ADMIN || 18th December 2025

The Australian government’s funding arm just cut its expected total borrowing for the current fiscal year by a sixth, and that’s sparking a modest rally early on Thursday for its bonds. The announcement represents a timely reminder that the long-term outlook for the country’s debt may be rosier than this month’s selloff might indicate.

Three-year yields are down 4bps and 10s declined 2bps contrasting with flat Treasuries overnight after the AOFM said bond issuance will total A$125b in the 12 months through June 30, 2026, down from the initially planned A$150b.

While that seems like an impressive reduction in many ways the market should already have been anticipating something similar. Australia’s A$1b offering on Wednesday capped sales for calendar 2025, and left issuance at A$62.5b halfway through the fiscal year.
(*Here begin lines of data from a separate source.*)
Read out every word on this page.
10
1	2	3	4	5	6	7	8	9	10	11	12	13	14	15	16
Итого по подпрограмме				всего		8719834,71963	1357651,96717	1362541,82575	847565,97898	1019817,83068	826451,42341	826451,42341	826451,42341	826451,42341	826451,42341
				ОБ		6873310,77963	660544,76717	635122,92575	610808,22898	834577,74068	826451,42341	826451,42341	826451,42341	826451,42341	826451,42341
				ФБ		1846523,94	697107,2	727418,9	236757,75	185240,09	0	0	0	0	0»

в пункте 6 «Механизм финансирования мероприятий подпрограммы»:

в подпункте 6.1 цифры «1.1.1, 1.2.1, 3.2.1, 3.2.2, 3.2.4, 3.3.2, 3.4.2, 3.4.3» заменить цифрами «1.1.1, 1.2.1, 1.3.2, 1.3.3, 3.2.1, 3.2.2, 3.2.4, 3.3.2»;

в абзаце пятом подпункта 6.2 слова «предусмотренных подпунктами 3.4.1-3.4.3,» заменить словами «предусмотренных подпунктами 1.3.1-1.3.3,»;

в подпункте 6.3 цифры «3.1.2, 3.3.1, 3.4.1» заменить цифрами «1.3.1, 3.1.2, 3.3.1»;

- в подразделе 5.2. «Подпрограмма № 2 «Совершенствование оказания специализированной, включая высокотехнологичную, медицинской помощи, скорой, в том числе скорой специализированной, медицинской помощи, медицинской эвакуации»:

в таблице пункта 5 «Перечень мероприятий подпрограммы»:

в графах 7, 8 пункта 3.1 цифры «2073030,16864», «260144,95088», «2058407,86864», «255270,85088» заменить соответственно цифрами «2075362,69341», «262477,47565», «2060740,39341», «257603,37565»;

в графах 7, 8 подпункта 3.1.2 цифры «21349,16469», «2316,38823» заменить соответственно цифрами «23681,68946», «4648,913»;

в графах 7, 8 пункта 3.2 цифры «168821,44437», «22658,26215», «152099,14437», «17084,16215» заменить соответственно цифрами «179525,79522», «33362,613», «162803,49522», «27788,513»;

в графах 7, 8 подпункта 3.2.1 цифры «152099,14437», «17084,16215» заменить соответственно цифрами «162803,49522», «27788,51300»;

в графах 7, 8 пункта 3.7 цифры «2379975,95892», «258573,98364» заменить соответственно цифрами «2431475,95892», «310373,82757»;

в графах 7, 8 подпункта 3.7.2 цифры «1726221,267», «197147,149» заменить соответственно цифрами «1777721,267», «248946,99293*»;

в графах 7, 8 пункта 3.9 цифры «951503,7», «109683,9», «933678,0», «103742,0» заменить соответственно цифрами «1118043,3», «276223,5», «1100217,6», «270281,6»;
The fact that the announcement boosted bonds even modestly underscores the way that their recent slide owes so much to the hawkish pivot in the RBA’s stance.

Australian 10-year bonds are the cheapest they’ve been relative to US peers since mid-2022. That sits oddly given the smaller nation’s much sounder debt metrics: the IMF says Australia’s net debt sits at about 33% of GDP, whereas the figure for the US is ~100%. While the divergence between a Fed that’s still cutting rates and the RBA’s move to consider the potential for hikes has driven Aussie bonds to underperform, the longer-term outlook should favor the South-Pacific nation’s notes.

Thursday’s AOFM announcement, and the market’s reaction, underscores that theme.